This is the notice board in the office at JLC. All the information including announcements about food are in English. However there are 2 greetings cards with the front of the card in Hebrew.
These are pictures of prayer book from the outside and the inside. All prayer books in the synagogue have one side of the page in Hebrew and the other side with the English translation. Footnotes however are only in English.
This is a bilingual sign found on a door in the synagogue. The top section of the sign is in romanised letters but is the Yiddish word for synagogue, derived from the German word for school. The rest of the information is provided in English.
This sign is only in English, as you can see it is purely informative and has no religious aspects.
This is a sign found in the kitchen. It uses romanised letters but the words Cholent and Parev are Yiddish words which mean stew and not meat or dairy respectively.
This is a sticker from a catering company that uses the kitchen at JLC, this sticker is on her cupboard in the kitchen. The logo of the company uses Hebrew script and English script to make a face. When read left to write it spells KefChef which means fun chef.
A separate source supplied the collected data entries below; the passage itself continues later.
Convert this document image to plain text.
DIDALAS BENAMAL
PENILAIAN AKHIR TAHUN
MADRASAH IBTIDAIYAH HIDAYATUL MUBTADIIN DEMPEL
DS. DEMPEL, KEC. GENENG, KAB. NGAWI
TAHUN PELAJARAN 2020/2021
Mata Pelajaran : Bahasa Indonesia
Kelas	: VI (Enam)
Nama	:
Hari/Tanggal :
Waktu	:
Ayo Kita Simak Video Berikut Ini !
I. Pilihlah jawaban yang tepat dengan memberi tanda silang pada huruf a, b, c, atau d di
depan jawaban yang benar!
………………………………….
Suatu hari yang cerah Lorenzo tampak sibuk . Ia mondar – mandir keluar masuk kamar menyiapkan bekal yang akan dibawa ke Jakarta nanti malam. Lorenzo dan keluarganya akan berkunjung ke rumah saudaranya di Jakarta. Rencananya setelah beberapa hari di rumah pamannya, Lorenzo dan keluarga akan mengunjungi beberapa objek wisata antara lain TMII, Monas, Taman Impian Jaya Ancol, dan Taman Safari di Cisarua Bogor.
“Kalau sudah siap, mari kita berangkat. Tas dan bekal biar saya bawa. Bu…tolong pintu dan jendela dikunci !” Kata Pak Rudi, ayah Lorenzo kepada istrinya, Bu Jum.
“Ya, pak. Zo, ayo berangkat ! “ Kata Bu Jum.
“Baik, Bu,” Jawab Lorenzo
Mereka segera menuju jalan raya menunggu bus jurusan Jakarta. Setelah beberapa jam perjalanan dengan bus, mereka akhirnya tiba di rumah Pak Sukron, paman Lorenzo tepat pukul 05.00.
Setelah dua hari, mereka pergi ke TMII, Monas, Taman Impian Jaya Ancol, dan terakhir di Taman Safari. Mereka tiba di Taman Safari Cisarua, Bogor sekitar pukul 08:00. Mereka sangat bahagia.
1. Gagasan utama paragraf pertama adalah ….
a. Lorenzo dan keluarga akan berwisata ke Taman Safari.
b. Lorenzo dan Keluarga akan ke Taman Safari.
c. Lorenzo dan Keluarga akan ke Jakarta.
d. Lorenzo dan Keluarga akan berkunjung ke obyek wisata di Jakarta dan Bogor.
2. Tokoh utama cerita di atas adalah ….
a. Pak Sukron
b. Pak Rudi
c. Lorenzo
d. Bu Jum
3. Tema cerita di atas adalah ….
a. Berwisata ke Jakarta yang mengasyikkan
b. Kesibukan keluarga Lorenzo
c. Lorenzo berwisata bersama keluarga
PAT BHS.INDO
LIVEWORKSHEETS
This is a bilingual sign found in the synagogue. The top part is in Hebrew and says Beit Midrash which means house of learning. The second part of the sign is in English however the words Beit Midrash are used again but in romanised script this time. This second part of the sign includes two other Hebrew words Shabbat and Chaggim. It is important to point out that this second word is correctly inflected for Hebrew as it is festival in the plural form.
This is a bilingual plaque found in the library. As you can see it includes both English and Hebrew. It is interesting to note that the English text at the top includes a Hebrew acronym however it is written in romanised script. It is also interesting to note that the dates on the plaque which commemorate the man’s life are both the Hebrew and Gregorian dates.